In that week during Christmas break, when I watched The Secret over and over again, something profound shifted inside of me. My logical brain couldn't explain it, but my heart knew the truth - I was not destined to become a doctor. This realization came on slowly. After Christmas break ended, I went back to school for a few weeks and tried to resume my routine.
I got slapped in the face with my new reality when I sat down to write my first term paper of the new semester. As I tried to compose an essay on the book Frankenstein, I couldn't focus, I couldn't think, I couldn't write. All I could feel is that I was floating somewhere very high, college didn't matter anymore, and it was time for me to go.
So I left. I called my parents and told them I was dropping out of college, but I didn't know what to say. I didn't have an explanation, I didn't understand what was happening to me. I was in such an intense state of inner knowing, I didn't really even care. I just knew, somehow, that everything would be ok. So I came home, with no prospects, no plan, no idea of what to do or how to move forward.
After a few weeks, that super intense period of inner knowing faded. My logical mind started to come screaming back in - I had just destroyed my life. I had destroyed everything I had worked for, I had shattered my parents' hopes and dreams for me. To put it bluntly, I felt I was completely fucked.
After that brief blast of inner knowing, my logical mind tried to reassert control. But I was so emotionally devastated at this point, I felt like what I had done could never be undone. I felt like I had been running a race, doing well, and then took a wrong turn and got lost. By the time I found the path again, all the other runners had passed me by, and I could never, ever catch up again.

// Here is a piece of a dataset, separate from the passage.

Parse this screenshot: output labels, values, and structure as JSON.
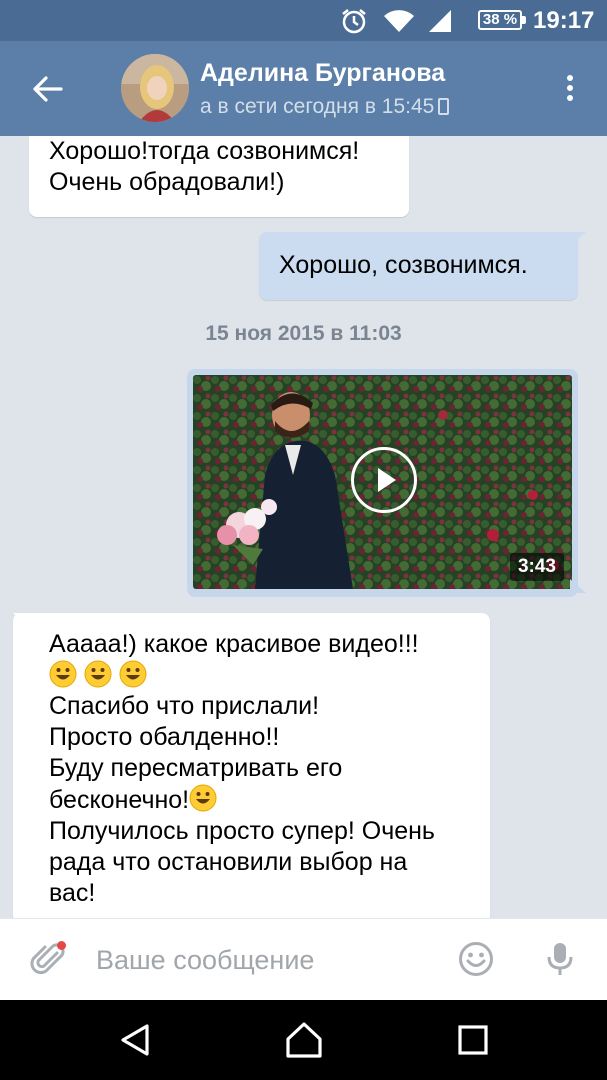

Still, I tried to somehow make it right. After taking two years off, I went back to college. As hard as I tried, I wasn't the same workhorse I had been before dropping out, able to just lock in and focus and study with ease. Now everything was like crawling up a mountain with a wind at my face, ready to blow me away. I couldn't understand why. But I felt like a massive failure and believed there was something profoundly wrong with me.
Through sheer grit, I eventually finished college, then blew in the wind for a while, lost and unsure what to do. I finally decided to get my real estate license and worked in that field for a time - but then something inside led me back to EFT/Tapping, an energy-based technique I had learned about many years ago.

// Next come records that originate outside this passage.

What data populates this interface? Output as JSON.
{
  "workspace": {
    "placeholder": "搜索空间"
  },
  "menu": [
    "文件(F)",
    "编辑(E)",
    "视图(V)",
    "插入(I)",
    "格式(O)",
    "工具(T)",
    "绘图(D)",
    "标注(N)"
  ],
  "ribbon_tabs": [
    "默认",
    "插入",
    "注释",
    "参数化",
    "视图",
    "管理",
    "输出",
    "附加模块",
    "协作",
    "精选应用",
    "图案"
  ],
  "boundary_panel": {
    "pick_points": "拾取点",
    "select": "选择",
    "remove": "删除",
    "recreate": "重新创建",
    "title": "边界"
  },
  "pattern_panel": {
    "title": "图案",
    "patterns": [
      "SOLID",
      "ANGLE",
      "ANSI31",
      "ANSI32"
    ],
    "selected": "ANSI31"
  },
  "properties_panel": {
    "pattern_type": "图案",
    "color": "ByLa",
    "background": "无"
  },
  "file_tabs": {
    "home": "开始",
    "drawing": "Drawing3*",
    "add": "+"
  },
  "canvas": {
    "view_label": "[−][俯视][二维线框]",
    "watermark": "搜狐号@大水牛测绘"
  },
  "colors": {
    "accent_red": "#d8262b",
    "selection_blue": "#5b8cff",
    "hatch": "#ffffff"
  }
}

I started seeing clients, my practice grew, and I began to feel like I had landed in the right place. Finally, after years of agonizing suffering, I felt like I was aligned with my purpose, working successfully in a fulfilling career. About 6 months into my EFT journey, I met my mentor Karin and started training with her every week - she taught me intuition, which I incorporated into my sessions and my own life. As I improved my intuitive abilities, I started tuning in all the time to Source, my spirit guides, angels, and ascended masters, always asking questions and trying to learn about the nature of life.
Fast forward many years later, I'm doing much better and everything has worked out for the best. I look back with compassion for my younger self and realize that during that god awful-stretch my intuition was continuously leading me in the right direction. The stress and pain I experienced was my mind and ego fighting this intuitive guidance.
It took a massive intuitive push to get me off of my planned path of being a medical doctor. I am so grateful for the inner knowing that sprouted within, seemingly out of nowhere, and showed me the way. Now I deeply understand that this gift of inner knowing is like an internal compass that will always guide us true. It's up to us to listen to it.